As algorithms increasingly inform and influence decisions made about individuals, it becomes increasingly important to address concerns that these algorithms might be discriminatory. Multicalibration guarantees accurate (calibrated) predictions for every subpopulation that can be identified within a rich class of computations. It strives to protect against data analysis that inadvertently or maliciously introduces biases that are not borne out in the training data. Multicalibration may also help address other forms of oppression, that may require affirmative action or social engineering. In this talk, we will discuss how this notion, recently introduced within the research area of Algorithmic Fairness, has found a surprising set of practical and theoretical implications. We will discuss multicalibration and touch upon some of its unexpected consequences, including:
- Practical methods for learning in a heterogeneous population, employed in the field to predict COVID-19 complications at a very early stage of the pandemic.
- A computational perspective on the meaning of individual probabilities through the new notion of outcome indistinguishability.

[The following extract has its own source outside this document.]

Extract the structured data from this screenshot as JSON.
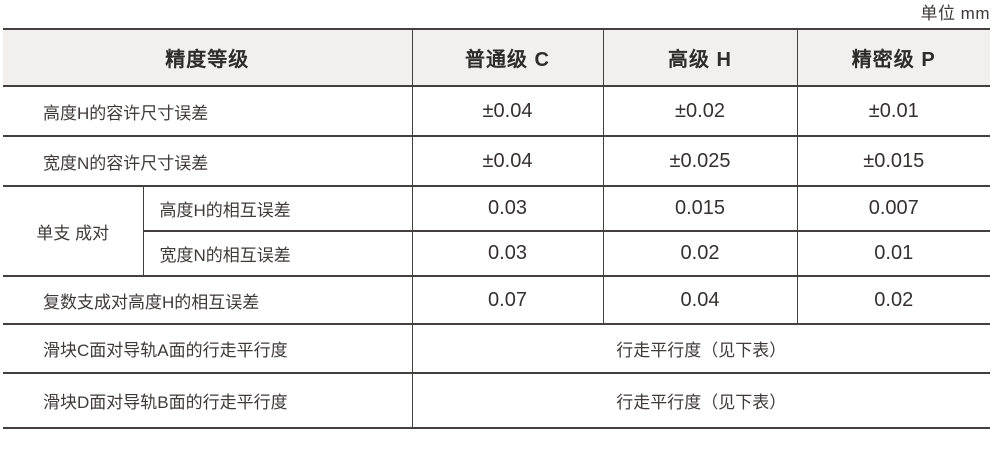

- A rigorous new paradigm for loss minimization in machine learning, through the notion of omnipredictors, that simultaneously applies to a wide class of loss-functions, allowing the specific loss function to be ignored at the time of learning.
- A method for adapting a statistical study on one probability distribution to another, which is blind to the target distribution at the time of inference and is competitive with wide-spread methods based on propensity scoring. Based on a sequence of works joint with (subsets of) Cynthia Dwork, Shafi Goldwasser, Parikshit Gopalan, Úrsula Hébert-Johnson, Adam Kalai, Christoph Kern, Michael P. Kim, Frauke Kreuter, Guy N. Rothblum, Vatsal Sharan, Udi Wieder, and Gal Yona.
Speaker Biography
Omer Reingold is the Rajeev Motwani professor of computer science at Stanford University and the director of the Simons Collaboration on the Theory of Algorithmic Fairness. Past positions include the Weizmann Institute of Science, Microsoft Research, the Institute for Advanced Study in Princeton, NJ, AT&T Labs and Samsung Research America. His research is in the foundations of computer science and most notably in computational complexity, cryptography and the societal impact of computation. He is an ACM Fellow and a Simons Investigator. Among his distinctions are the 2005 Grace Murray Hopper Award and the 2009 Gödel Prize.